The talk is based on Eckert's new book, West German and the Iron Curtain: Environment, Economy, and Culture in the Borderlands (Oxford UP, 2019). 


Astrid M. Eckert is Associate Professor of Modern European History at Emory University in Atlanta. Before moving to Emory, she was a Research Fellow at the German Historical Institute (GHI) in Washington, D. C. She published The Struggle for the Files. The Western Allies and the Return of German Archives after the Second World War with Cambridge University Press (2012, Pb. 2014), which had previously appeared in German with Steiner Verlag Stuttgart.
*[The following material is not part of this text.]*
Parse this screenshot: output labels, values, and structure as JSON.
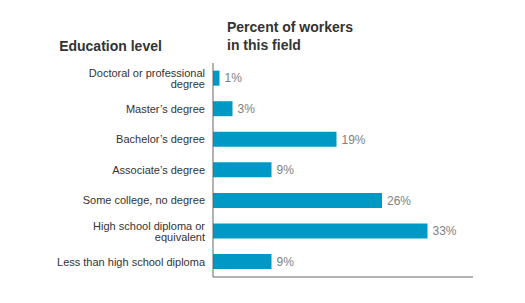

Her new book West Germany and the Iron Curtain is now out with Oxford University Press (2019). It explores the meaning and consequences of the Iron Curtain for West Germany in economic, environmental, and political terms, thereby re-reading the history of the Federal Republic from its Cold War periphery. The book moves across the caesura of 1989/90 and integrates the “long” postwar era with the post-unification decades. She held several prestigious fellowships, including a Berlin Prize Fellowship at the American Academy Berlin and a Humboldt Foundation Research Fellowship.